The attacker needs to be an authenticated user to exploit this vulnerability. This implies the attacker requires a valid GitLab account.
CVSS Analysis
The Common Vulnerability Scoring System (CVSS) score for CVE-2025-6945 is 3.5 (Low). This score reflects the relatively limited scope of the vulnerability and the requirement for authentication.

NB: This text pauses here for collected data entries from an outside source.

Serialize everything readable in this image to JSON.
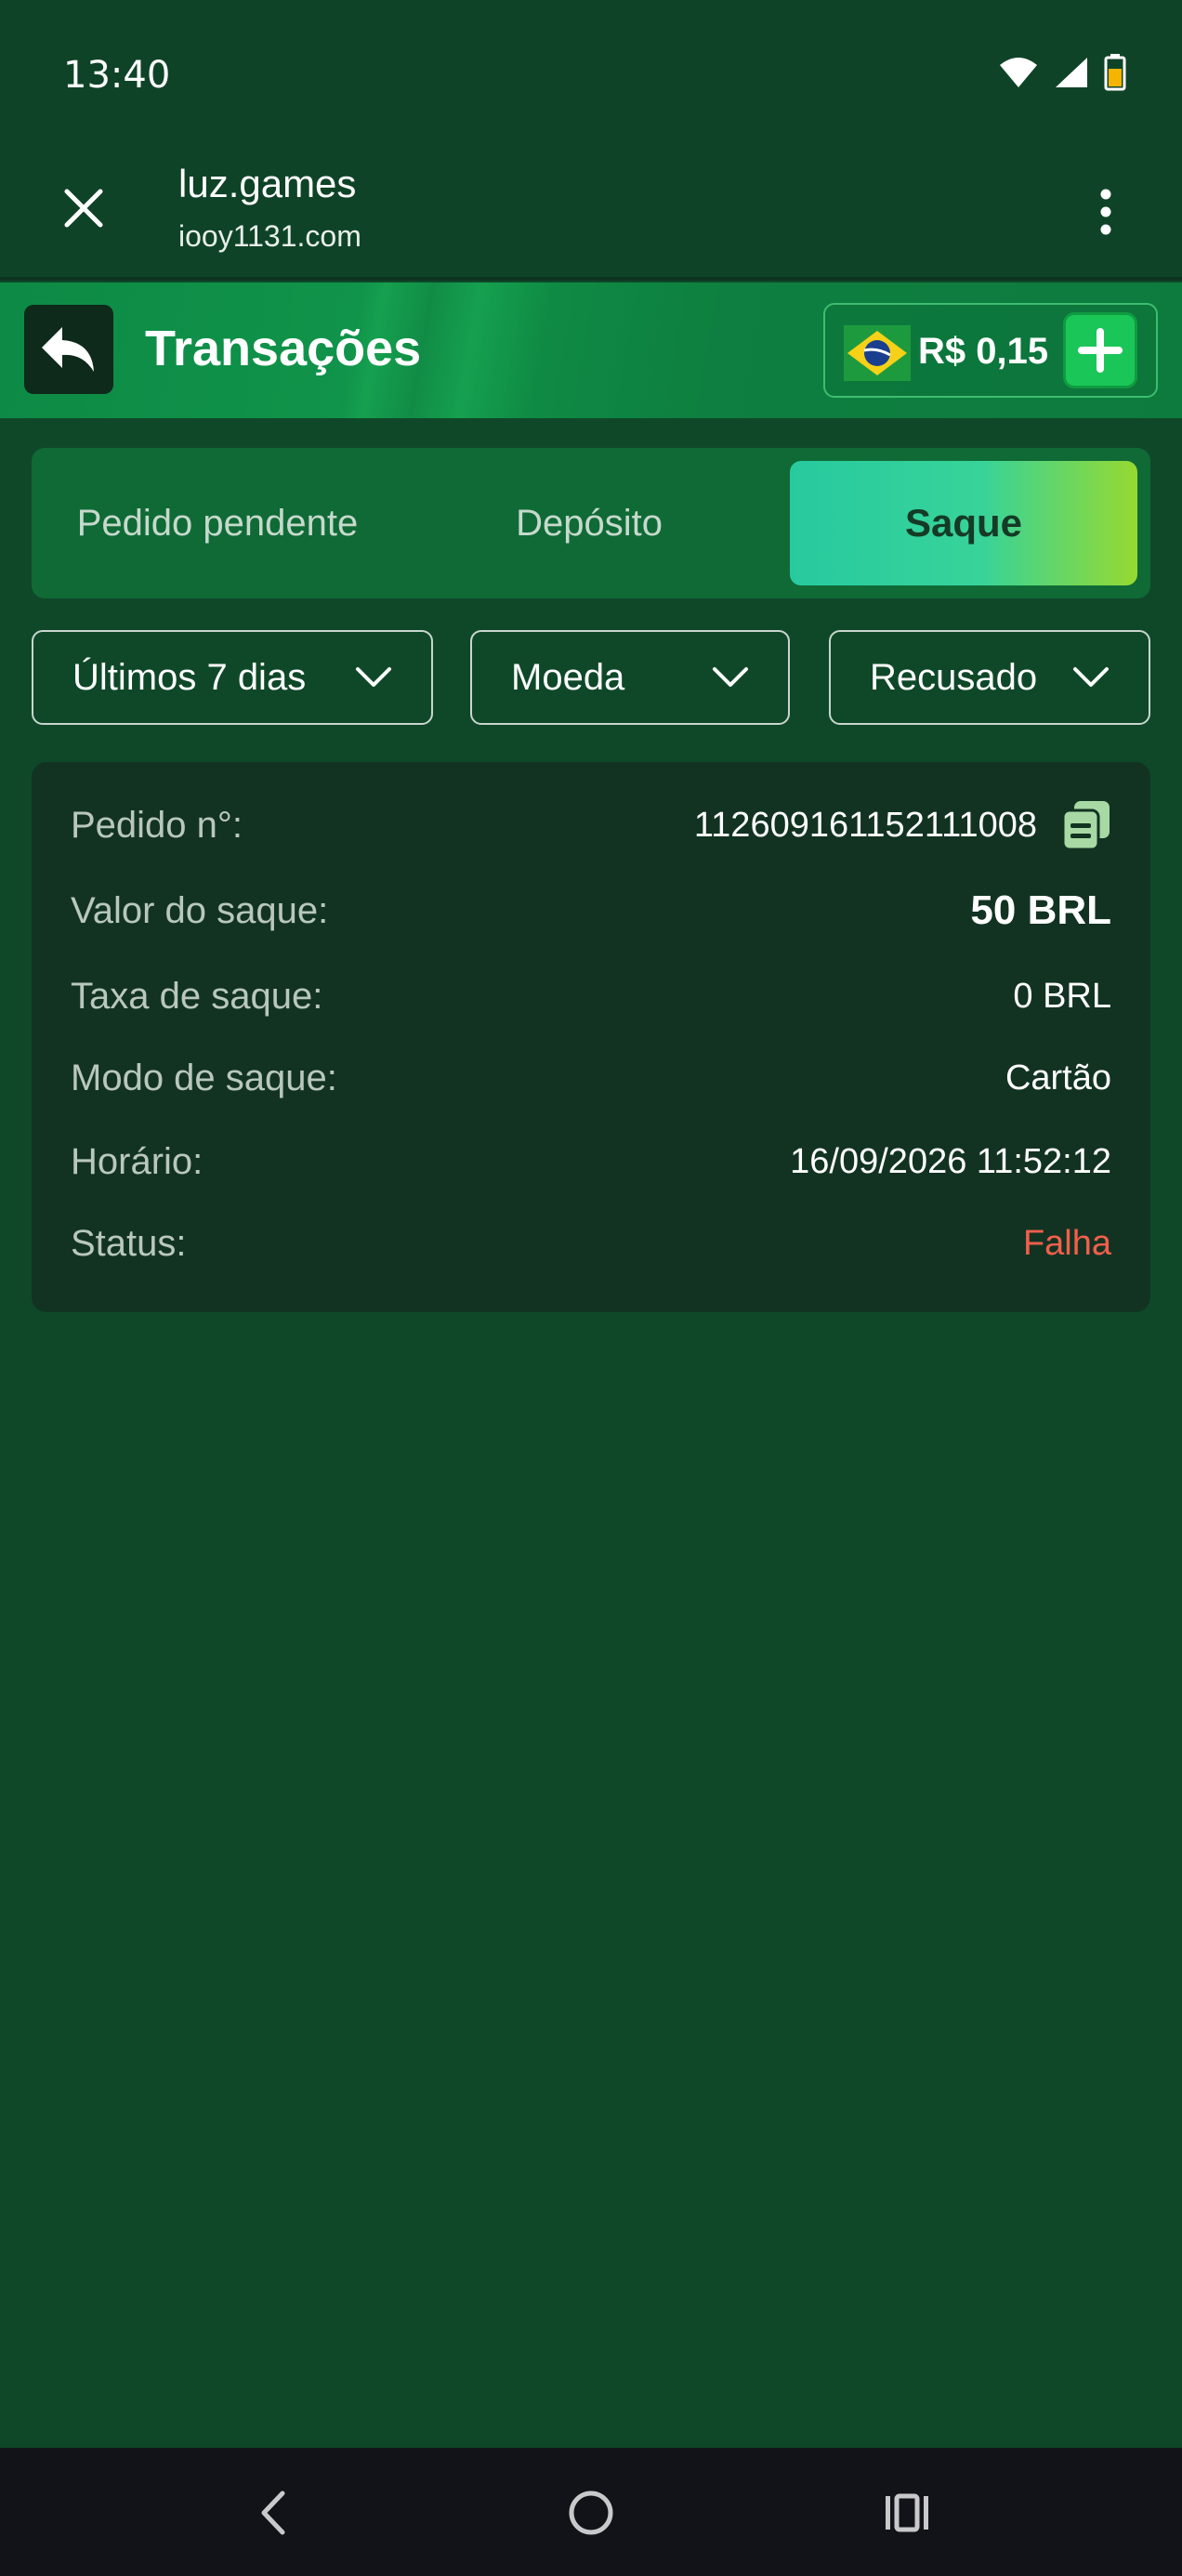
{
  "status_bar": {
    "time": "13:40",
    "icons": [
      "wifi-icon",
      "signal-icon",
      "battery-icon"
    ]
  },
  "browser": {
    "title": "luz.games",
    "url": "iooy1131.com",
    "icons": [
      "close-icon",
      "more-vert-icon"
    ]
  },
  "header": {
    "title": "Transações",
    "balance": "R$ 0,15",
    "icons": [
      "back-icon",
      "brazil-flag-icon",
      "plus-icon"
    ]
  },
  "tabs": [
    {
      "label": "Pedido pendente",
      "active": false
    },
    {
      "label": "Depósito",
      "active": false
    },
    {
      "label": "Saque",
      "active": true
    }
  ],
  "filters": {
    "period": "Últimos 7 dias",
    "currency": "Moeda",
    "status": "Recusado"
  },
  "transaction": {
    "order_label": "Pedido n°:",
    "order_value": "112609161152111008",
    "amount_label": "Valor do saque:",
    "amount_value": "50 BRL",
    "fee_label": "Taxa de saque:",
    "fee_value": "0 BRL",
    "mode_label": "Modo de saque:",
    "mode_value": "Cartão",
    "time_label": "Horário:",
    "time_value": "16/09/2026 11:52:12",
    "status_label": "Status:",
    "status_value": "Falha"
  },
  "colors": {
    "background": "#0f4829",
    "header": "#0d8a45",
    "accent_start": "#27ca9e",
    "accent_end": "#96d931",
    "fail": "#f25f4c"
  }
}
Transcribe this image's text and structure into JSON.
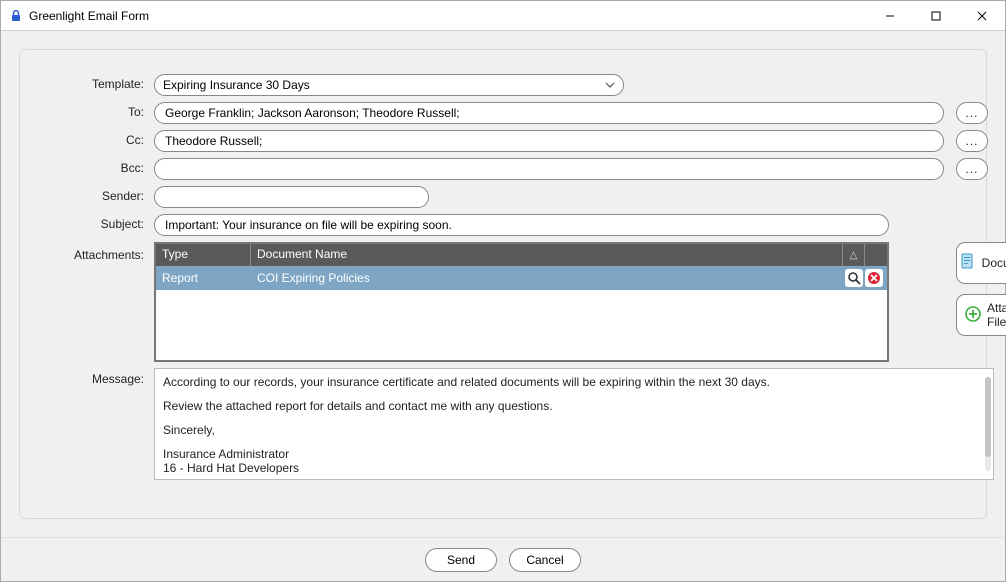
{
  "window": {
    "title": "Greenlight Email Form"
  },
  "labels": {
    "template": "Template:",
    "to": "To:",
    "cc": "Cc:",
    "bcc": "Bcc:",
    "sender": "Sender:",
    "subject": "Subject:",
    "attachments": "Attachments:",
    "message": "Message:"
  },
  "fields": {
    "template": "Expiring Insurance 30 Days",
    "to": "George Franklin; Jackson Aaronson; Theodore Russell;",
    "cc": "Theodore Russell;",
    "bcc": "",
    "sender": "",
    "subject": "Important: Your insurance on file will be expiring soon."
  },
  "attachments": {
    "headers": {
      "type": "Type",
      "name": "Document Name"
    },
    "rows": [
      {
        "type": "Report",
        "name": "COI Expiring Policies"
      }
    ]
  },
  "buttons": {
    "documents": "Documents",
    "attach_file": "Attach File",
    "send": "Send",
    "cancel": "Cancel",
    "dots": "..."
  },
  "message": {
    "line1": "According to our records, your insurance certificate and related documents will be expiring within the next 30 days.",
    "line2": "Review the attached report for details and contact me with any questions.",
    "line3": "Sincerely,",
    "line4": "Insurance Administrator",
    "line5": "16 - Hard Hat Developers"
  }
}
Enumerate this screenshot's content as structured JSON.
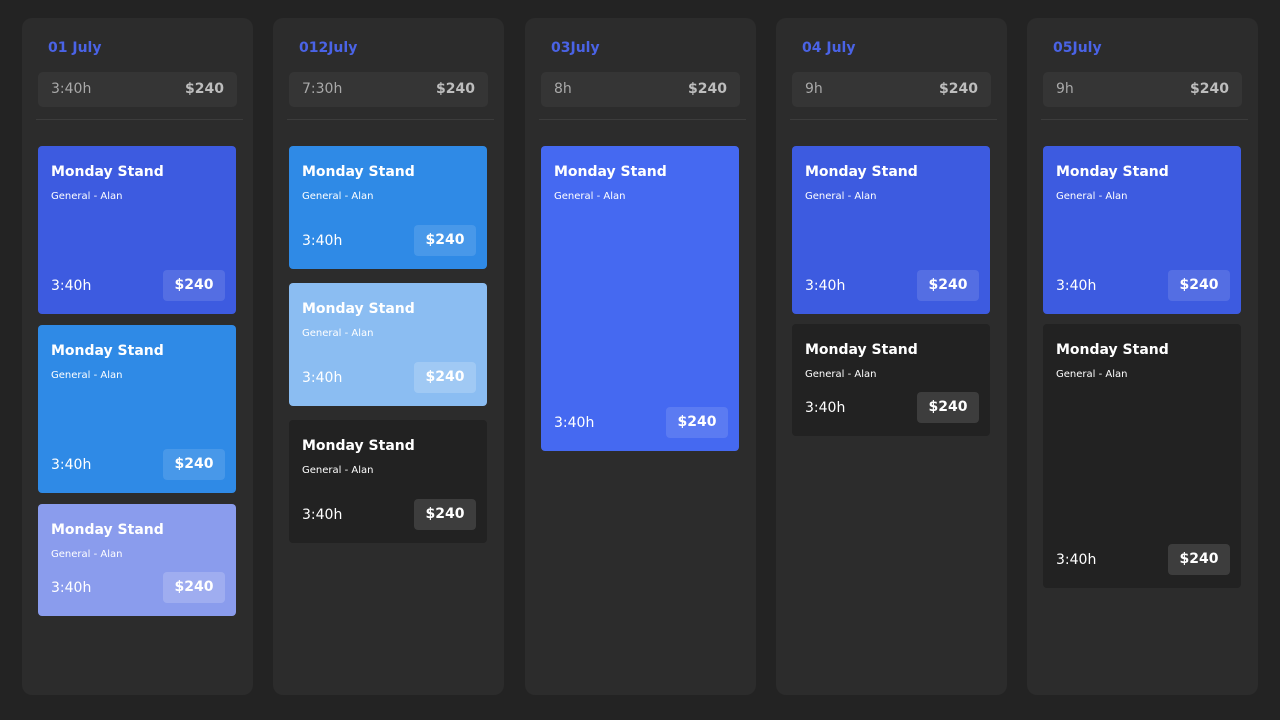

The CVSS vector string is likely to be something like: AV:N/AC:L/PR:L/UI:N/S:U/C:L/I:N/A:N (This is an example, the official vector string should be verified on the NVD after its creation.)
- Attack Vector (AV): Network (N) – The vulnerability is exploitable over a network.
- Attack Complexity (AC): Low (L) – Exploitation requires little to no specialized access conditions.
- Privileges Required (PR): Low (L) – An attacker needs low privileges (e.g., a valid user account) to exploit the vulnerability.
- User Interaction (UI): None (N) – The vulnerability exploitable without any user interaction.
- Scope (S): Unchanged (U) – An exploited vulnerability can only affect resources managed by the same security authority.
- Confidentiality Impact (C): Low (L) – There is limited information disclosure.
- Integrity Impact (I): None (N) – There is no impact to data integrity.
- Availability Impact (A): None (N) – There is no impact to system availability.
Possible Impact
While the CVSS score is low, the potential impact should not be ignored. Successful exploitation of CVE-2025-6945 could lead to:
- Information Leakage: Unauthorized access to sensitive information contained within confidential issues. This could include project plans, security vulnerabilities, or customer data.
- Increased Attack Surface: The leaked information could be used to further compromise the GitLab instance or related systems.
Mitigation and Patch Steps
GitLab has released patches to address this vulnerability. It is strongly recommended to upgrade to the following versions or later:
- GitLab EE 18.3.6
- GitLab EE 18.4.4
- GitLab EE 18.5.2
To upgrade your GitLab instance, follow the official GitLab upgrade documentation. Regularly updating your GitLab instance is crucial for maintaining a secure environment.